You Don't Need to Look East to Find Wholeness

Many scholars, marked by the schism between Christianity and postmodernity, respond by exploring other spiritualities. Would it not be easier to simply return to Christian spirituality? This is, after all, the spirituality that shaped the West. All westerners still carry it inside, even if in a hibernated version.

Every human being faces a continual choice on which all else depends. This choice is whether develop their potential or not. This explains the worldwide success of disciplines that focus on "personal development" or "personal growth". This is not so far from what Jesus described in the

Parable of the Talents: "It will be as when a man who was going on a journey called in his servants and entrusted his possessions to them. To one he gave five talents; to another, two; to a third, one - to each according to his ability" (Mt 25).

Each of us can develop this potential or keep it well hidden in the depths of ourselves. Nobody forces us. God created us free and we can use our freedom to do what we want. Psychology was born perhaps for this reason: to help modern men develop themselves. Psychology appeared in the West just as the 18th-century churches were experiencing a deep crisis. In a sense psychology slowly to do what men of religion were no longer able to do: to respond to perennial questions in the language of the present day. Psychology has to a great extent failed in this task. Many techniques simply do not work and put human beings in mental cages that are worse than those they wanted to abandon. But some techniques work. So many people in recent decades have started to follow their own path of development with techniques such as Neuro-Linguistic Programming and Neurosemantics. Again, a high percentage of those who practice and teach these subjects do so for business purposes, without grasping the actual importance of these disciplines.
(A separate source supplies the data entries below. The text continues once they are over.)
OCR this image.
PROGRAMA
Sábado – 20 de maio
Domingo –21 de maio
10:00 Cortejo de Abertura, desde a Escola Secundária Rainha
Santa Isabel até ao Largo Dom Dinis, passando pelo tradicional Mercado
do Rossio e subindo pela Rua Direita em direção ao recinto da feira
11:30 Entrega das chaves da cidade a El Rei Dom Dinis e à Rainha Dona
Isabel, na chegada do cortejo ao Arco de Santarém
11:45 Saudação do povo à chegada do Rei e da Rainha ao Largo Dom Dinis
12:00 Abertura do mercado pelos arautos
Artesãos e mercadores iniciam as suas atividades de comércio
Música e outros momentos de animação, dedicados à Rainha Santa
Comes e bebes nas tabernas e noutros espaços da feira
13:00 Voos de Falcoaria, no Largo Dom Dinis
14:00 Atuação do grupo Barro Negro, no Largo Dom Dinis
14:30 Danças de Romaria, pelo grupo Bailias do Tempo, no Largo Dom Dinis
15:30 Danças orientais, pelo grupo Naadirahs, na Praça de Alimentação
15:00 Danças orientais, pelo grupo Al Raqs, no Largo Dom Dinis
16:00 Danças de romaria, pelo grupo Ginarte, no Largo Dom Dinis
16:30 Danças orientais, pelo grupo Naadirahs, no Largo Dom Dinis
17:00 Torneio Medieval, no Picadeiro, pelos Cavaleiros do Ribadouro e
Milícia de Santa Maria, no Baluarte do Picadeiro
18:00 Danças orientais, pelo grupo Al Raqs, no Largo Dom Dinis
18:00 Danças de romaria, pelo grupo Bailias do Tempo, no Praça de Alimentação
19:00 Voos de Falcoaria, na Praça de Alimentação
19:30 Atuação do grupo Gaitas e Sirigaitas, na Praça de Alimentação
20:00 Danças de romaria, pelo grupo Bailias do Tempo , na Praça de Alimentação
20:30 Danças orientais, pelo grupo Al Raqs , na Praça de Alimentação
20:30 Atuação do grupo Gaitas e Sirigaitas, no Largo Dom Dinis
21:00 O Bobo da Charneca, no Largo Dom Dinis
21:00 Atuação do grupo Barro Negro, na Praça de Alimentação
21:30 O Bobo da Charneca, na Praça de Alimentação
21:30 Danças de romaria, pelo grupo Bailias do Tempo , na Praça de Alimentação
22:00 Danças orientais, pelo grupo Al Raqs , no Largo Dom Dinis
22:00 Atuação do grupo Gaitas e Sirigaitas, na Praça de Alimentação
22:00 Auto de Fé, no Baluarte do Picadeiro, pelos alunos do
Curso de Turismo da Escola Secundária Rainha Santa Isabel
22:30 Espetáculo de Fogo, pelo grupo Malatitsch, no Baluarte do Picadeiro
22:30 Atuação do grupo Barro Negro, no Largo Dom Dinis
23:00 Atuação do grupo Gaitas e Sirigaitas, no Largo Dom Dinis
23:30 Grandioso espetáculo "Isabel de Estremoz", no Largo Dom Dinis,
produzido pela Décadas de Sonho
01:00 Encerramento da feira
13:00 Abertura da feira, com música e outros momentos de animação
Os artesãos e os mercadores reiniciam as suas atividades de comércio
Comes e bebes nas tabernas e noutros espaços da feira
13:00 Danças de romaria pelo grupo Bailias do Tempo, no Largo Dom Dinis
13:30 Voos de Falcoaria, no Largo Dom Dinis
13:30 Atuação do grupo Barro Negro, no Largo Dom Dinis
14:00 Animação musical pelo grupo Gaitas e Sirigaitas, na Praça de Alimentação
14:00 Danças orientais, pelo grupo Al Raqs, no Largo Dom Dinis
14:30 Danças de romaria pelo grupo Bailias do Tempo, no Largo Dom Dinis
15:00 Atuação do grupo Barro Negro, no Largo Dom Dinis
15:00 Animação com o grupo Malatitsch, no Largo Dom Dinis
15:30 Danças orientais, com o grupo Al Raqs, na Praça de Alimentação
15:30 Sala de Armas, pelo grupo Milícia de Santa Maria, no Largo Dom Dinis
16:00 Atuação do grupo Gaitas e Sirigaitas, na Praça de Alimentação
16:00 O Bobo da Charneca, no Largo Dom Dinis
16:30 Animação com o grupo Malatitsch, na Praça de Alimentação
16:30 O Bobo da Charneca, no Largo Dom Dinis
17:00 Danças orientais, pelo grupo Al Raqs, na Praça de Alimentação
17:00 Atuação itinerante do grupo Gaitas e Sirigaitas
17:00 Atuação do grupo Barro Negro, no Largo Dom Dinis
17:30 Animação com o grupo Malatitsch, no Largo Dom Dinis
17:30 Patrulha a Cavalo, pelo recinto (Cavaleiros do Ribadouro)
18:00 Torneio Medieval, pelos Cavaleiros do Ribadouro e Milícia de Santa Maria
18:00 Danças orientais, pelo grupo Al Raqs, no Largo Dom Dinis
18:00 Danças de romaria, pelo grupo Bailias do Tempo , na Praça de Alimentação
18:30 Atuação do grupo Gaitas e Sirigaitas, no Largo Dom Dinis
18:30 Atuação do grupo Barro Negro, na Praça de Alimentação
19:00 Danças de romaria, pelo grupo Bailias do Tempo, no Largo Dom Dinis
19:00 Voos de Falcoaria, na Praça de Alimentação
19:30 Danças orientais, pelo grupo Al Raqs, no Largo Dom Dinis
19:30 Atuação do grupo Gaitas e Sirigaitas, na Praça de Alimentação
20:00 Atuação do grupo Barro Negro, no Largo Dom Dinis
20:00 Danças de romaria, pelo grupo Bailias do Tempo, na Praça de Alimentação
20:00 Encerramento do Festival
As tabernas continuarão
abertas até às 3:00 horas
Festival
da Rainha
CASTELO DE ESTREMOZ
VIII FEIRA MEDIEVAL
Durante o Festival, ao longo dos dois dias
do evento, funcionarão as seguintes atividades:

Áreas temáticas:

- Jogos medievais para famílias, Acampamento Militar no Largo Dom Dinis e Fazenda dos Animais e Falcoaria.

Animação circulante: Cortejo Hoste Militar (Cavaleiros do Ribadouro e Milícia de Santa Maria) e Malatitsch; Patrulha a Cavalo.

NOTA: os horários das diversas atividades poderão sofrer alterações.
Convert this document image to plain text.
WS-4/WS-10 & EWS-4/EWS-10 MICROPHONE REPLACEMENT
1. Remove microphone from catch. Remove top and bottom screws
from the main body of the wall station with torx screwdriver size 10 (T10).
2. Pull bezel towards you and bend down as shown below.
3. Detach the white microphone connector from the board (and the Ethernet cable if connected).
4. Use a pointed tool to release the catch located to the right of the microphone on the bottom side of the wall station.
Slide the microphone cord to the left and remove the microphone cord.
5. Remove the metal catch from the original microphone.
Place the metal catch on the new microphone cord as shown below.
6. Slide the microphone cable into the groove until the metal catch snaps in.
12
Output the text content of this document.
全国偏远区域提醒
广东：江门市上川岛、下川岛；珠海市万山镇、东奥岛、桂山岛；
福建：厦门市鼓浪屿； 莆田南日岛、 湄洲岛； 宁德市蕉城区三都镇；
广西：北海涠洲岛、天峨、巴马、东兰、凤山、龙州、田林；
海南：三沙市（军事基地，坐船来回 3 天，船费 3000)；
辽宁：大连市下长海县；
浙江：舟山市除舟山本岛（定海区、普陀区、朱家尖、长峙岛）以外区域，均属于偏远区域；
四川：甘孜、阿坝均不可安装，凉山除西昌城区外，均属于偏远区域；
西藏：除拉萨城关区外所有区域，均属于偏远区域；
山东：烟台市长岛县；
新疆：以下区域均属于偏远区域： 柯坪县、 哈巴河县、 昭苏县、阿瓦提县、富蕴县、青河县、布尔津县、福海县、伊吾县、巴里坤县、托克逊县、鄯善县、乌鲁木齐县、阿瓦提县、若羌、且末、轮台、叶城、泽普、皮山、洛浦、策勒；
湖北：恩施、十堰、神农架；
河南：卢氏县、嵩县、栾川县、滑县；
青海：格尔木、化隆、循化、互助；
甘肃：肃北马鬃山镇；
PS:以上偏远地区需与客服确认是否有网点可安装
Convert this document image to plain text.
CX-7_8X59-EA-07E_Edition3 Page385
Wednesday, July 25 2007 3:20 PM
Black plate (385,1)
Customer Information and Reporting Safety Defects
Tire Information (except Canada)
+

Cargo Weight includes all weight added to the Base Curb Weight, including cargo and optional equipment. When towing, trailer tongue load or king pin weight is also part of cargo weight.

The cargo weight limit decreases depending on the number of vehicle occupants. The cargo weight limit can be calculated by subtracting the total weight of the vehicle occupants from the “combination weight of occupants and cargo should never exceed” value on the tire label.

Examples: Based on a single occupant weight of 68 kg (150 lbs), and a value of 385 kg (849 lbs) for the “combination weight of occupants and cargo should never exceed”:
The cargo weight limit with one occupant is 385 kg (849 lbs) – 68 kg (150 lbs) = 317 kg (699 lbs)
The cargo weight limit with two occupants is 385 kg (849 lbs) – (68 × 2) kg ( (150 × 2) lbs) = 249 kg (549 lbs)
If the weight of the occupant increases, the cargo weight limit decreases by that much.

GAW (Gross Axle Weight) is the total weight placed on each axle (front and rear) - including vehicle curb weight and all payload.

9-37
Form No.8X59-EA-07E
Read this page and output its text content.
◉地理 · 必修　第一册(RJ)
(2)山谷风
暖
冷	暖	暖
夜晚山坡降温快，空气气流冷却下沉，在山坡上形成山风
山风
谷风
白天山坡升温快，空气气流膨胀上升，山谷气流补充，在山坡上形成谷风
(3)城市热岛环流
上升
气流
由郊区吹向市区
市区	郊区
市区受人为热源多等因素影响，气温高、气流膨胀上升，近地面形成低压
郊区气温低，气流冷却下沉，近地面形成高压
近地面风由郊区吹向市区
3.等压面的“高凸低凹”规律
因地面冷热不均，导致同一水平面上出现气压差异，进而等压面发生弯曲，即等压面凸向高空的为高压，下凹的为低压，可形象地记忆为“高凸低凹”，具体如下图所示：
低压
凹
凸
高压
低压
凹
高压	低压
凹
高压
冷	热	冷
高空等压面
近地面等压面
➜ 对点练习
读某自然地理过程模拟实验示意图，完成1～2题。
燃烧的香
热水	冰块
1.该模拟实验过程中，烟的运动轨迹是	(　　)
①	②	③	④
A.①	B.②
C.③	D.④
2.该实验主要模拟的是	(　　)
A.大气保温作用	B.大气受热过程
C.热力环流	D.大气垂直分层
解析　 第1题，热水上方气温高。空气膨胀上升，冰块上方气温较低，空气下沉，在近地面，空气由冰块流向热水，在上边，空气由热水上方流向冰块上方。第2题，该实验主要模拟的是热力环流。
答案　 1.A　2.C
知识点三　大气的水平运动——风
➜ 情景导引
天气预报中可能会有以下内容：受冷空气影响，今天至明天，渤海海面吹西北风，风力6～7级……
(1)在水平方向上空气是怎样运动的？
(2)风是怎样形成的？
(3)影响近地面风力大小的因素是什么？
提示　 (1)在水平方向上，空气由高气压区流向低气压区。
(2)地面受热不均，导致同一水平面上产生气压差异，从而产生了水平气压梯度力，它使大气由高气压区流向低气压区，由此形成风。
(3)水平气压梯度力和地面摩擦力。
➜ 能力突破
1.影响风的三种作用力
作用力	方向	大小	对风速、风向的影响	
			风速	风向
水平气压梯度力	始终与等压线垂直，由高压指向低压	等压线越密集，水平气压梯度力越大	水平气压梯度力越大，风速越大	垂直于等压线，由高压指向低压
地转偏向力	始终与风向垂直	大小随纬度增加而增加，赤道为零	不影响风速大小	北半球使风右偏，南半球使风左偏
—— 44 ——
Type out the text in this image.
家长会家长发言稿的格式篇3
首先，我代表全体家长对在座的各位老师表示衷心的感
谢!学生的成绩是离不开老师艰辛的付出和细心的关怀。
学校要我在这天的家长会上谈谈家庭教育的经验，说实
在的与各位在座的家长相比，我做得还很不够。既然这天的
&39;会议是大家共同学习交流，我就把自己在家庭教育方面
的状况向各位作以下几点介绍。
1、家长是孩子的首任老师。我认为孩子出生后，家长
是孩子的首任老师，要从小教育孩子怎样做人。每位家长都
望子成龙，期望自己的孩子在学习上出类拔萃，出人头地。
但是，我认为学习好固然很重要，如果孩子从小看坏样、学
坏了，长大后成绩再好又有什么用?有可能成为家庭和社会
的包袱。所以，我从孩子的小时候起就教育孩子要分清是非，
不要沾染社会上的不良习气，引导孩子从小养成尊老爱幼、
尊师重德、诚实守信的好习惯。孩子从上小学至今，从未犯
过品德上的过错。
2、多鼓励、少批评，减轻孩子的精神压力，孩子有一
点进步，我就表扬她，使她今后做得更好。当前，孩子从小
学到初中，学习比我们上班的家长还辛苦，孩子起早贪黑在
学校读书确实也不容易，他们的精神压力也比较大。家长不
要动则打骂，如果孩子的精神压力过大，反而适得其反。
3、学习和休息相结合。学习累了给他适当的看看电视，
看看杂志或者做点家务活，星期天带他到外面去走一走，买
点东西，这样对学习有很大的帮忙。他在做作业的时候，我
The problem with psychology is that if you keep digging you find yourself having to deal with the soul. You enter into mysterious depths in which scientific method is no longer functional. Psychology is back where it started from. But many scholars, marked by the schism between Christianity and postmodernity, respond by exploring other spiritualities, be they Buddhist, Hindu or New Age. So many of those who have been involved in training end up in the East. Some of them do this in a somewhat commercial way, such as the followers of Osho. Others do it in a more aware way: for example, Daniel Goleman, author of the revolutionary Emotional Intelligence, who is now a Buddhist activist. Many others have borrowed techniques here and there, exporting to the West disciplines as Reiki, Omega Healing and other practices that mix elements of Buddhism, Hinduism or New Age spirituality with a little science and a fair bit of credulity.

The question is: would it not be easier to simply return to Christian spirituality? This is, after all, the spirituality that shaped the West. All westerners still carry it inside, even if in a hibernated version.

Yet the invitation that comes from that marginal place 2,000 years ago where it all began is very clear: "So be perfect, just as your heavenly Father is perfect" (Mt 5:48). It is Jesus himself who invites us to walk a path of development, to reach our full human potential.